People sometimes get fooled by static images believing they are in motion. Scientists tried to find the reason behind this phenomenon with the help of flies.
The neuroscientists from Yale University found that flies are tricked by optical illusions as easily as humans.
They chose flies for their experiment as its easy to track the activity of neurons in their visual system.
During the research, the neuroscientists presented flies with optical illusions and observed if they perceive the motion in it the same way humans do.

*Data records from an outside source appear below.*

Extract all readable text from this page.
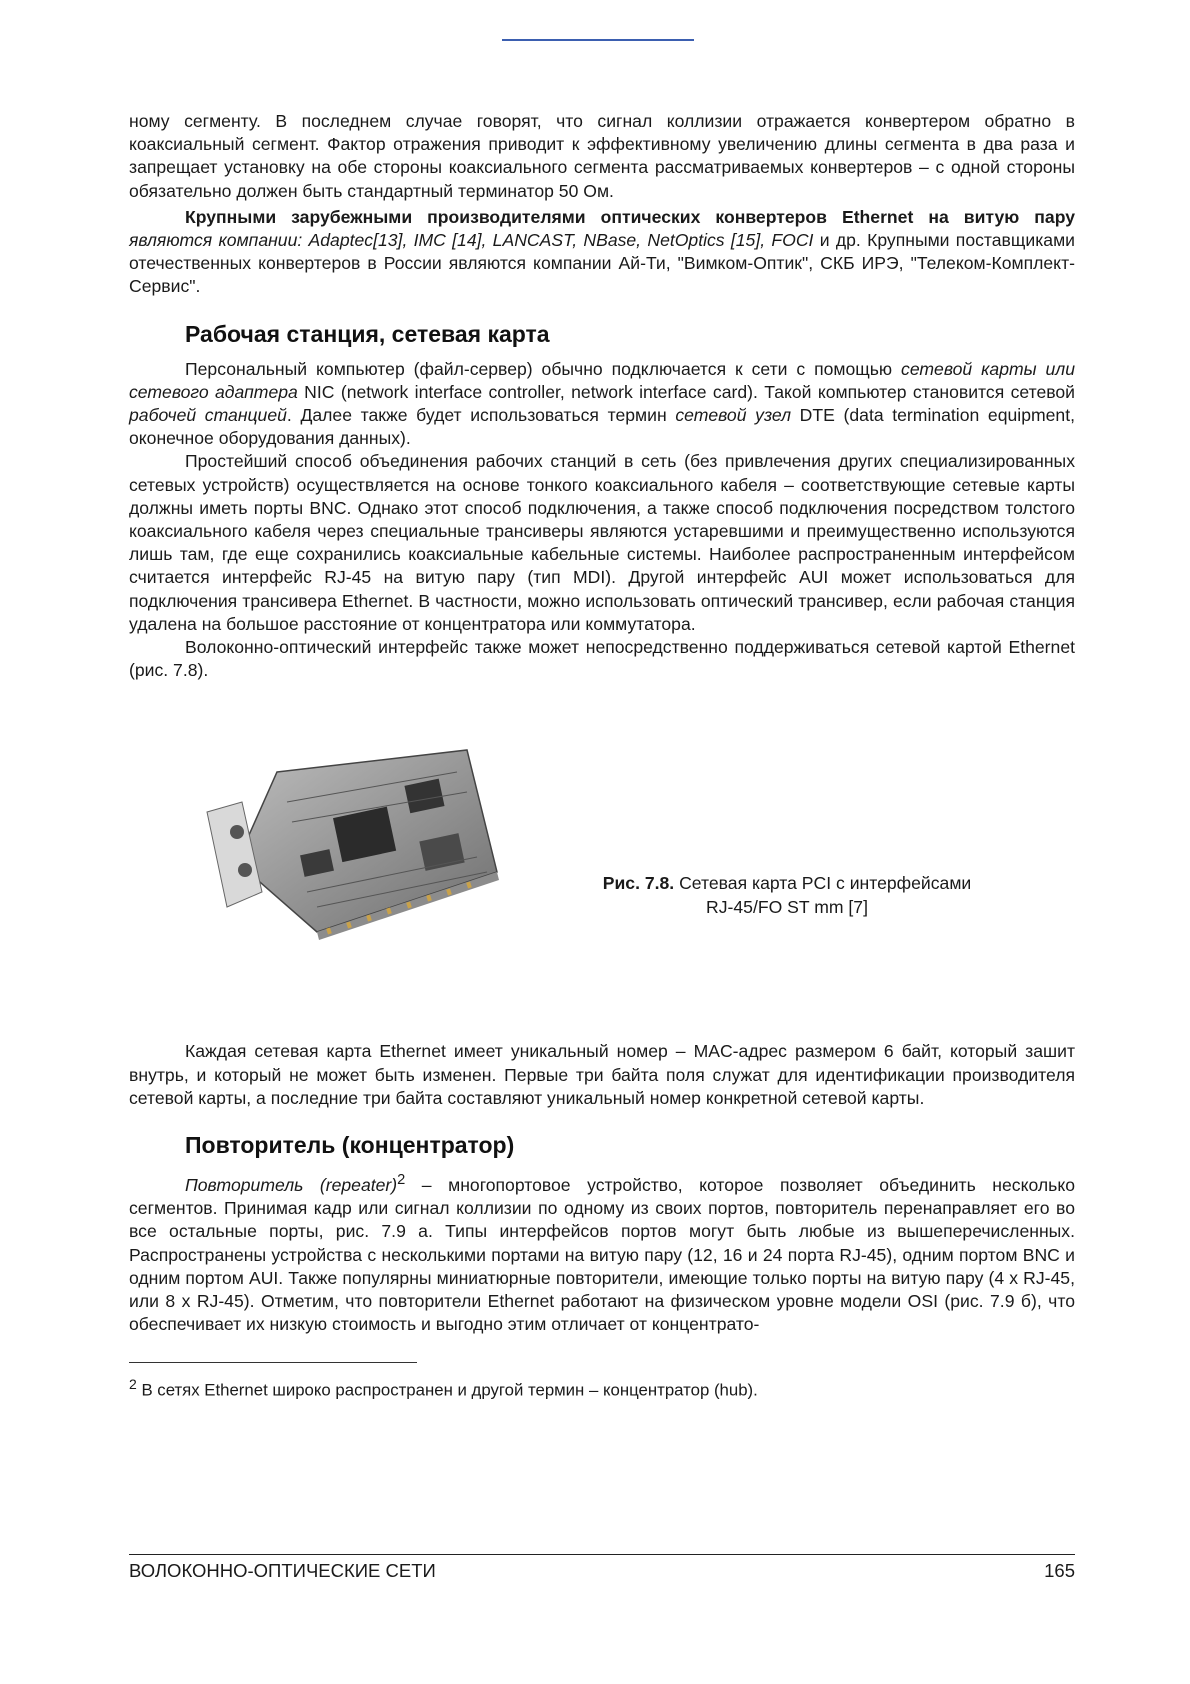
ному сегменту. В последнем случае говорят, что сигнал коллизии отражается конвертером обратно в коаксиальный сегмент. Фактор отражения приводит к эффективному увеличению длины сегмента в два раза и запрещает установку на обе стороны коаксиального сегмента рассматриваемых конвертеров – с одной стороны обязательно должен быть стандартный терминатор 50 Ом.

Крупными зарубежными производителями оптических конвертеров Ethernet на витую пару являются компании: Adaptec[13], IMC [14], LANCAST, NBase, NetOptics [15], FOCI и др. Крупными поставщиками отечественных конвертеров в России являются компании Ай-Ти, "Вимком-Оптик", СКБ ИРЭ, "Телеком-Комплект-Сервис".

Рабочая станция, сетевая карта

Персональный компьютер (файл-сервер) обычно подключается к сети с помощью сетевой карты или сетевого адаптера NIC (network interface controller, network interface card). Такой компьютер становится сетевой рабочей станцией. Далее также будет использоваться термин сетевой узел DTE (data termination equipment, оконечное оборудования данных).

Простейший способ объединения рабочих станций в сеть (без привлечения других специализированных сетевых устройств) осуществляется на основе тонкого коаксиального кабеля – соответствующие сетевые карты должны иметь порты BNC. Однако этот способ подключения, а также способ подключения посредством толстого коаксиального кабеля через специальные трансиверы являются устаревшими и преимущественно используются лишь там, где еще сохранились коаксиальные кабельные системы. Наиболее распространенным интерфейсом считается интерфейс RJ-45 на витую пару (тип MDI). Другой интерфейс AUI может использоваться для подключения трансивера Ethernet. В частности, можно использовать оптический трансивер, если рабочая станция удалена на большое расстояние от концентратора или коммутатора.

Волоконно-оптический интерфейс также может непосредственно поддерживаться сетевой картой Ethernet (рис. 7.8).

Рис. 7.8. Сетевая карта PCI с интерфейсами
RJ-45/FO ST mm [7]

Каждая сетевая карта Ethernet имеет уникальный номер – MAC-адрес размером 6 байт, который зашит внутрь, и который не может быть изменен. Первые три байта поля служат для идентификации производителя сетевой карты, а последние три байта составляют уникальный номер конкретной сетевой карты.

Повторитель (концентратор)

Повторитель (repeater)$^2$ – многопортовое устройство, которое позволяет объединить несколько сегментов. Принимая кадр или сигнал коллизии по одному из своих портов, повторитель перенаправляет его во все остальные порты, рис. 7.9 а. Типы интерфейсов портов могут быть любые из вышеперечисленных. Распространены устройства с несколькими портами на витую пару (12, 16 и 24 порта RJ-45), одним портом BNC и одним портом AUI. Также популярны миниатюрные повторители, имеющие только порты на витую пару (4 x RJ-45, или 8 x RJ-45). Отметим, что повторители Ethernet работают на физическом уровне модели OSI (рис. 7.9 б), что обеспечивает их низкую стоимость и выгодно этим отличает от концентрато-

$^2$ В сетях Ethernet широко распространен и другой термин – концентратор (hub).

ВОЛОКОННО-ОПТИЧЕСКИЕ СЕТИ	165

To their surprise, the researchers noticed that the flies turned in the same direction as the motion that humans perceive in the pattern.
"It was exciting to find that flies perceive motion in static images the same way we do," said Damon Clark, associate professor of molecular, cellular and developmental biology and of physics and of neuroscience at Yale.
The scientists also studied specific neuron types that govern motion detection in the insects. They turned the flies’ neurons on and off and found that they were able to change the insects’ perception of illusory motion.
What turned out to be interesting was that the researchers eliminated the illusion entirely by switching off two types of motion-detecting neurons.
Besides, by turning off only one of the two types of neurons, they made the flies perceive illusory motion in the opposite direction.
Then the neuroscientists attempted to test if their theory also applies to humans. Their experiment suggested human visual systems are more complicated than that of flies. However, they found that a similar mechanism underlies this illusion of motion in humans.
The findings of the study were published in the journal Proceedings of the National Academy of Sciences.